Anthony flushes. ‘Yes,’ he says. ‘Although it’s been a long time…’

It’s as good as an admission. He probably didn’t mean it to be, but intimacy is looped between each one of his words. It was much more than he meant to give away. He straightens himself and says, ‘Well, goodbye.’ Stiffly. He’s hoping to have covered his tracks. He glances over at Cath’s son on the field. Weighs the thoughts in his head. Staring back at him, Cath’s son grasps at something slippery. An annoying puzzle he can’t solve. In his brain, something doesn’t fit, but he can’t ignore its presence.

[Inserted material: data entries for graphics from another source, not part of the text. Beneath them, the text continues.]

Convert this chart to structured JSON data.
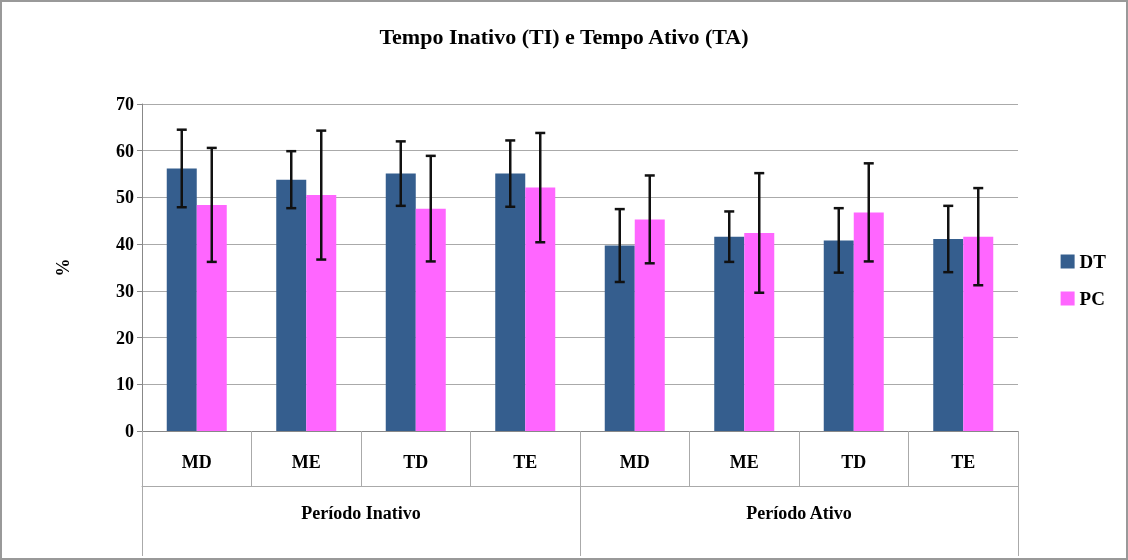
{
  "chart_data": {
    "type": "bar",
    "title": "Tempo Inativo (TI) e Tempo Ativo (TA)",
    "ylabel": "%",
    "categories": [
      "MD",
      "ME",
      "TD",
      "TE",
      "MD",
      "ME",
      "TD",
      "TE"
    ],
    "annotations": [
      "Período Inativo",
      "Período Ativo"
    ],
    "series": [
      {
        "name": "DT",
        "color": "#355e8e",
        "values": [
          56.2,
          53.8,
          55.1,
          55.1,
          39.7,
          41.6,
          40.8,
          41.1
        ],
        "errors": [
          8.3,
          6.1,
          6.9,
          7.1,
          7.8,
          5.4,
          6.9,
          7.1
        ]
      },
      {
        "name": "PC",
        "color": "#ff66ff",
        "values": [
          48.4,
          50.5,
          47.6,
          52.1,
          45.3,
          42.4,
          46.8,
          41.6
        ],
        "errors": [
          12.2,
          13.8,
          11.3,
          11.7,
          9.4,
          12.8,
          10.5,
          10.4
        ]
      }
    ],
    "ylim": [
      0,
      70
    ],
    "yticks": [
      0,
      10,
      20,
      30,
      40,
      50,
      60,
      70
    ],
    "grid": "y",
    "legend": "right"
  }
}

Anthony gets into the car without a second glance, slams the door and starts the engine. Cath fights an urge to run up to him, bang her fist on the window, ask him if he remembers driving barefoot from the beach when the rain soaked their clothes so entirely they pulled them away from their bodies back at Cath’s caravan like sheets of static filled polythene. She wants to tell him what became of that afternoon, that life and love tricked her, gave her something and took something away. What was she supposed to do? She wants to force him to look at her and remember properly. But she watches the break lights flicker as the car moves away, creeping past the dry stone wall, the stream and Cath’s wide, secure garden. She glances at the sky. Not a cloud in sight. Not a single raindrop. She feels sure something should happen, that this is too big to go unmarked. Then Cath walks up to the cottage she’s been watching all morning and unlocks the door. Inside she turns the pages of the visitor’s book. It says,Enjoyed our stay. Thank you for the goodies. Black and white on the page. Eternal. A reminder she can keep hold of, proof that won’t sprint away.

From the window Cath can see her son watching the car ease down the dirt track from the farmhouse. He re-sets his stopwatch. Takes a deep breath. Sets off again to try and better his time. He has Anthony’s long legs, the same angular face, but he’s his mother’s son all right. For no good reason other than doubt, she thinks, he’s taught himself to run.